White currently works in the Bureau of Conflict and Stabilization Operations, which was established to meet a need for civilian conflict specialists that was identified in the Quadrennial Diplomacy and Development Review, he said.

The CSO uses targeted analytics and interagency strategy building to effect change within 12 months of entering conflict, White said. The bureau’s role is not to get involved in every conflict but to select priority areas where it can make an immediate impact.

White discussed the CSO’s efforts to prevent electoral violence in Kenya and assist the crisis response in Syria as examples of the bureau’s work.

In Kenya — where elections were held Monday — the grievances that fed into electoral violence in 2007 have not dissipated, he said. The CSO responded to the challenge by stationing a team in the area to support electoral reforms and used advanced analytics to identify potential violent outbreaks, he added.

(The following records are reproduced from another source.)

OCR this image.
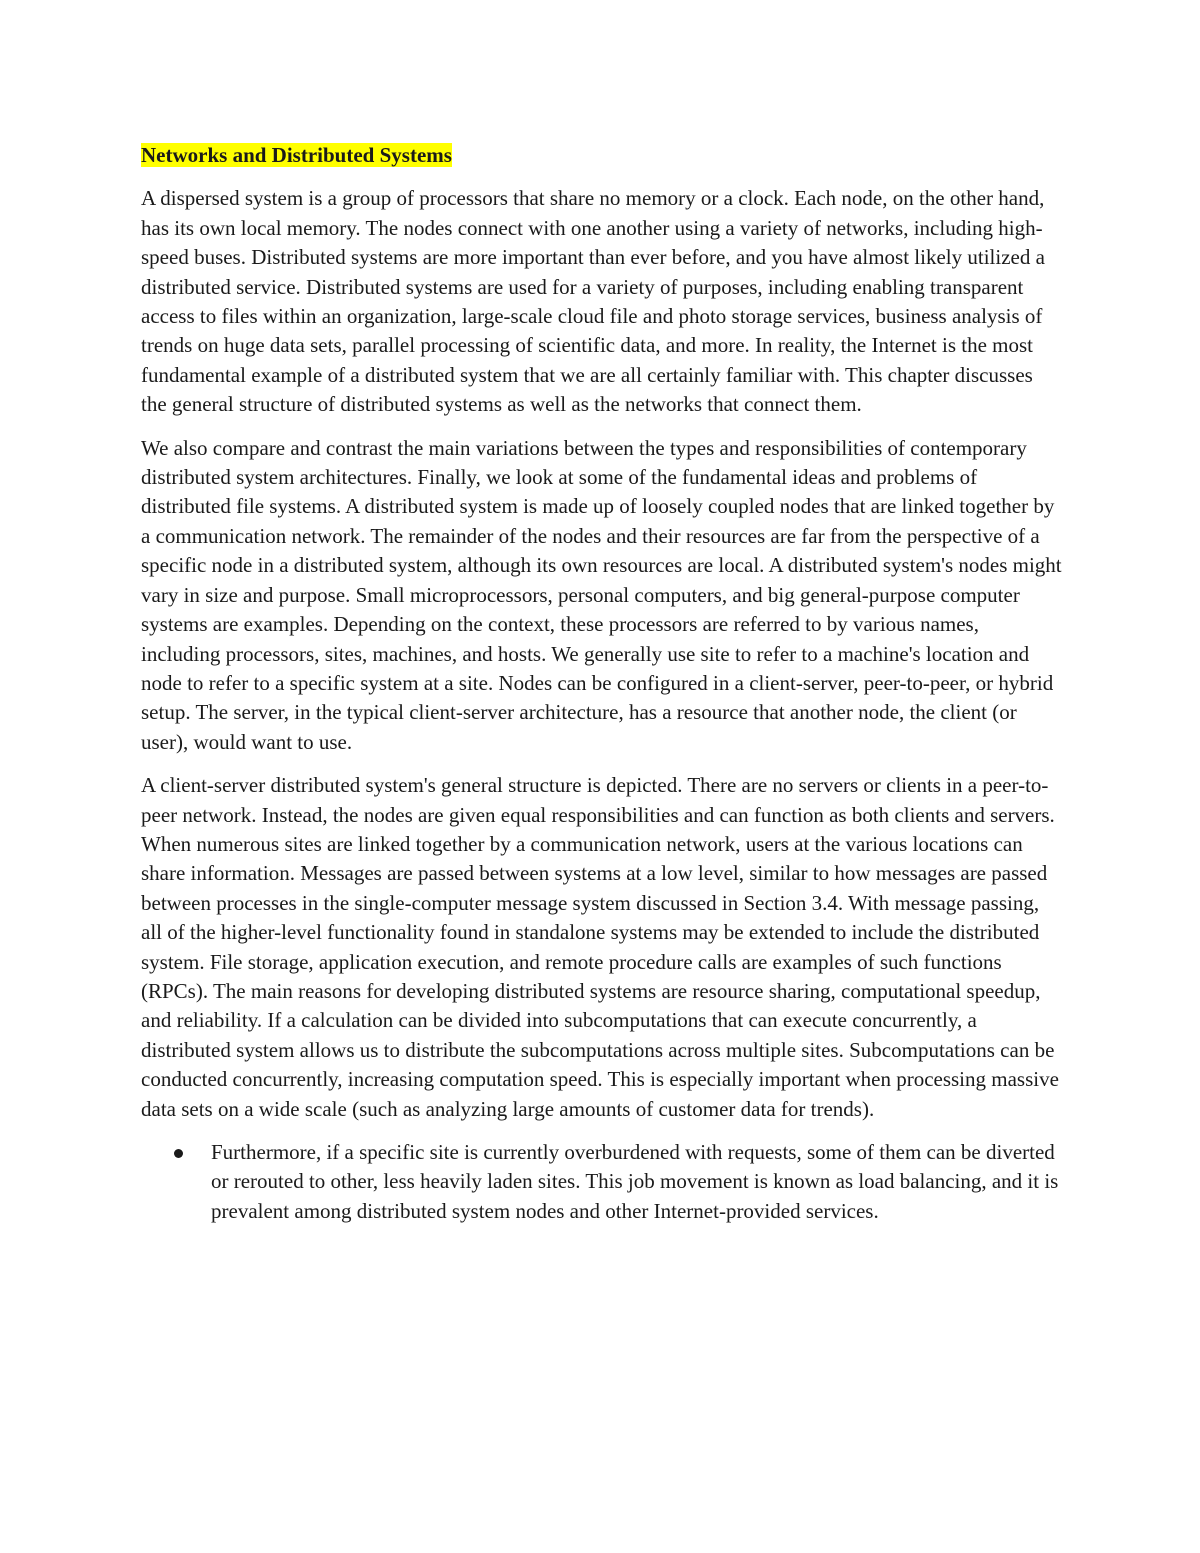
Networks and Distributed Systems

A dispersed system is a group of processors that share no memory or a clock. Each node, on the other hand, has its own local memory. The nodes connect with one another using a variety of networks, including high-speed buses. Distributed systems are more important than ever before, and you have almost likely utilized a distributed service. Distributed systems are used for a variety of purposes, including enabling transparent access to files within an organization, large-scale cloud file and photo storage services, business analysis of trends on huge data sets, parallel processing of scientific data, and more. In reality, the Internet is the most fundamental example of a distributed system that we are all certainly familiar with. This chapter discusses the general structure of distributed systems as well as the networks that connect them.

We also compare and contrast the main variations between the types and responsibilities of contemporary distributed system architectures. Finally, we look at some of the fundamental ideas and problems of distributed file systems. A distributed system is made up of loosely coupled nodes that are linked together by a communication network. The remainder of the nodes and their resources are far from the perspective of a specific node in a distributed system, although its own resources are local. A distributed system's nodes might vary in size and purpose. Small microprocessors, personal computers, and big general-purpose computer systems are examples. Depending on the context, these processors are referred to by various names, including processors, sites, machines, and hosts. We generally use site to refer to a machine's location and node to refer to a specific system at a site. Nodes can be configured in a client-server, peer-to-peer, or hybrid setup. The server, in the typical client-server architecture, has a resource that another node, the client (or user), would want to use.

A client-server distributed system's general structure is depicted. There are no servers or clients in a peer-to-peer network. Instead, the nodes are given equal responsibilities and can function as both clients and servers. When numerous sites are linked together by a communication network, users at the various locations can share information. Messages are passed between systems at a low level, similar to how messages are passed between processes in the single-computer message system discussed in Section 3.4. With message passing, all of the higher-level functionality found in standalone systems may be extended to include the distributed system. File storage, application execution, and remote procedure calls are examples of such functions (RPCs). The main reasons for developing distributed systems are resource sharing, computational speedup, and reliability. If a calculation can be divided into subcomputations that can execute concurrently, a distributed system allows us to distribute the subcomputations across multiple sites. Subcomputations can be conducted concurrently, increasing computation speed. This is especially important when processing massive data sets on a wide scale (such as analyzing large amounts of customer data for trends).

Furthermore, if a specific site is currently overburdened with requests, some of them can be diverted or rerouted to other, less heavily laden sites. This job movement is known as load balancing, and it is prevalent among distributed system nodes and other Internet-provided services.
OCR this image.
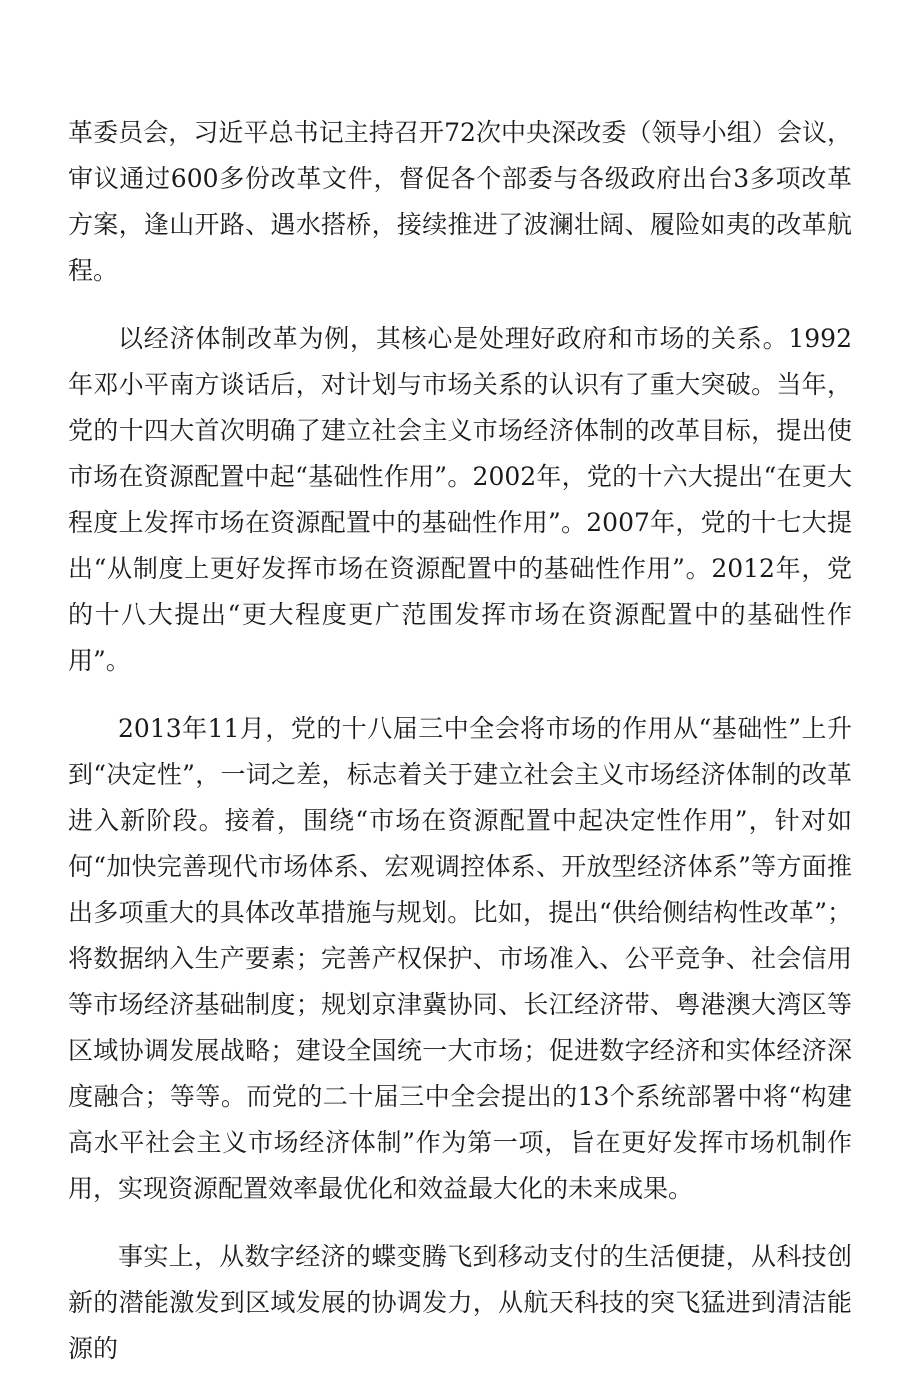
革委员会，习近平总书记主持召开72次中央深改委（领导小组）会议，审议通过600多份改革文件，督促各个部委与各级政府出台3多项改革方案，逢山开路、遇水搭桥，接续推进了波澜壮阔、履险如夷的改革航程。

以经济体制改革为例，其核心是处理好政府和市场的关系。1992年邓小平南方谈话后，对计划与市场关系的认识有了重大突破。当年，党的十四大首次明确了建立社会主义市场经济体制的改革目标，提出使市场在资源配置中起“基础性作用”。2002年，党的十六大提出“在更大程度上发挥市场在资源配置中的基础性作用”。2007年，党的十七大提出“从制度上更好发挥市场在资源配置中的基础性作用”。2012年，党的十八大提出“更大程度更广范围发挥市场在资源配置中的基础性作用”。

2013年11月，党的十八届三中全会将市场的作用从“基础性”上升到“决定性”，一词之差，标志着关于建立社会主义市场经济体制的改革进入新阶段。接着，围绕“市场在资源配置中起决定性作用”，针对如何“加快完善现代市场体系、宏观调控体系、开放型经济体系”等方面推出多项重大的具体改革措施与规划。比如，提出“供给侧结构性改革”；将数据纳入生产要素；完善产权保护、市场准入、公平竞争、社会信用等市场经济基础制度；规划京津冀协同、长江经济带、粤港澳大湾区等区域协调发展战略；建设全国统一大市场；促进数字经济和实体经济深度融合；等等。而党的二十届三中全会提出的13个系统部署中将“构建高水平社会主义市场经济体制”作为第一项，旨在更好发挥市场机制作用，实现资源配置效率最优化和效益最大化的未来成果。

事实上，从数字经济的蝶变腾飞到移动支付的生活便捷，从科技创新的潜能激发到区域发展的协调发力，从航天科技的突飞猛进到清洁能源的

The possibility of a run-off election in May — which will depend on how close the vote is and the legitimacy of the election — has further complicated the situation, he said.

In Syria, the CSO built a network of 2,000 activists and distributed 4,000 pieces of “non-lethal” equipment to the opposition, White said. The bureau also provided 500 hours of training to Syrian civilians.

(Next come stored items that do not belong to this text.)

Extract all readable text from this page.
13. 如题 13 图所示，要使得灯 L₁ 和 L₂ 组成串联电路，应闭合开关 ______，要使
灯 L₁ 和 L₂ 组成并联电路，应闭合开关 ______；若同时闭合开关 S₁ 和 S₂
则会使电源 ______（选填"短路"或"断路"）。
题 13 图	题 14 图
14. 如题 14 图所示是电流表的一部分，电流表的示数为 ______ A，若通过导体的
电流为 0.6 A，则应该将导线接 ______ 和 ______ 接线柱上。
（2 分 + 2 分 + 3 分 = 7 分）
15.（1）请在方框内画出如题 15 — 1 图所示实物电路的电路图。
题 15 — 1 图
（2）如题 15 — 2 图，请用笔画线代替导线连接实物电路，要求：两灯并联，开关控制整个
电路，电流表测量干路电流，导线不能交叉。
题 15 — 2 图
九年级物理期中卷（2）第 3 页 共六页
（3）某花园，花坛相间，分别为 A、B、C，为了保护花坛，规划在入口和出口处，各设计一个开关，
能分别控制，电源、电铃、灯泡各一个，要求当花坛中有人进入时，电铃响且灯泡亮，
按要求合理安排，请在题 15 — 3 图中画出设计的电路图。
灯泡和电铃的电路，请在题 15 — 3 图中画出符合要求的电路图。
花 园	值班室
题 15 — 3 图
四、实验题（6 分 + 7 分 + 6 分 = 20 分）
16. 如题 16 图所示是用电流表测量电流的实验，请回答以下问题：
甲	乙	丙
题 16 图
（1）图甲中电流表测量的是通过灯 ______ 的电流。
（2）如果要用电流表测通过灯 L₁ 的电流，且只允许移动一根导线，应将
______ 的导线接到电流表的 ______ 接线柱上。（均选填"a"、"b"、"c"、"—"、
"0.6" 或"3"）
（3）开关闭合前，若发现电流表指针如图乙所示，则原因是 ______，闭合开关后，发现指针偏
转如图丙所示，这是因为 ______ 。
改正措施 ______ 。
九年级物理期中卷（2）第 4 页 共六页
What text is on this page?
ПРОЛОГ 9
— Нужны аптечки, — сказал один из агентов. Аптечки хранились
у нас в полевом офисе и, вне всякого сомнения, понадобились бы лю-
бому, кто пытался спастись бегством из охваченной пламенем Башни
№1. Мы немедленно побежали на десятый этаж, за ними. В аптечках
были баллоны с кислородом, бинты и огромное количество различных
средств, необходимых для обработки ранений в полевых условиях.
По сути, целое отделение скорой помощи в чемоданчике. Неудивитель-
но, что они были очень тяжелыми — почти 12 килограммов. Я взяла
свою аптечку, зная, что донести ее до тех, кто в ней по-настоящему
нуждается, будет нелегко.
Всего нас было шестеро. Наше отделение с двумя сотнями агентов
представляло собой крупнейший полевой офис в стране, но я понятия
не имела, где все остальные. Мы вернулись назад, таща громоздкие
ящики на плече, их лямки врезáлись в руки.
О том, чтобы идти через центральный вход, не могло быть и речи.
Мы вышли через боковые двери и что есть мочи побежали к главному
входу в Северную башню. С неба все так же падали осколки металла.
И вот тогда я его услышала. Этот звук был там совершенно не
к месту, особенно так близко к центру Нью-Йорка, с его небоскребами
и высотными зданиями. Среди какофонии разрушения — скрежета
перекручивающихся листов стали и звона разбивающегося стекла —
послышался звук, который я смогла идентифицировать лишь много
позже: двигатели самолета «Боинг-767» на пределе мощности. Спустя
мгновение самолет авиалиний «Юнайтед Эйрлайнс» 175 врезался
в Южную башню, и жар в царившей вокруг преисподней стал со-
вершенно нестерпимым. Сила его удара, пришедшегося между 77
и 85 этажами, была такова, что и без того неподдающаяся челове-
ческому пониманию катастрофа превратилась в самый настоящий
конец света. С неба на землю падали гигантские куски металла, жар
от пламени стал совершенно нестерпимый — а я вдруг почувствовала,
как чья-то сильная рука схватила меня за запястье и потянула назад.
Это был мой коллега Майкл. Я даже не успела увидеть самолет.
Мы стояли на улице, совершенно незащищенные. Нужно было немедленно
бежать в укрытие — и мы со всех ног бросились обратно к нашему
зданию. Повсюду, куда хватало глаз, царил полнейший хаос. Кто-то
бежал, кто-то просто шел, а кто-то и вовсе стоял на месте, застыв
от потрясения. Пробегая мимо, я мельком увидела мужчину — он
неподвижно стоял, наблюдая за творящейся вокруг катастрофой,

When Syrian President Bashar al-Assad blacked out Internet and phone systems in preparation for a major attack, radio shows and other communication channels enabled by the CSO were still available for the opposition to connect with each other and enlist help, White said.

“This is probably as socially entrepreneurial as it gets in government — to be part of the start-up of a new bureau,” he said.

White said he encountered a resistance to thinking about the way religion affects and drives conflict when he got to the State Department.

The CSO’s major innovation in progress this year is likely the launch of an office of religious engagement, White said, which will try to galvanize faith communities and coordinate their action in the bureau’s work abroad.

 

A previous version of this article incorrectly stated that around 50 people attended a talk given by Jerry White ’86. In fact, between 80 and 90 people attended. The Herald regrets the error.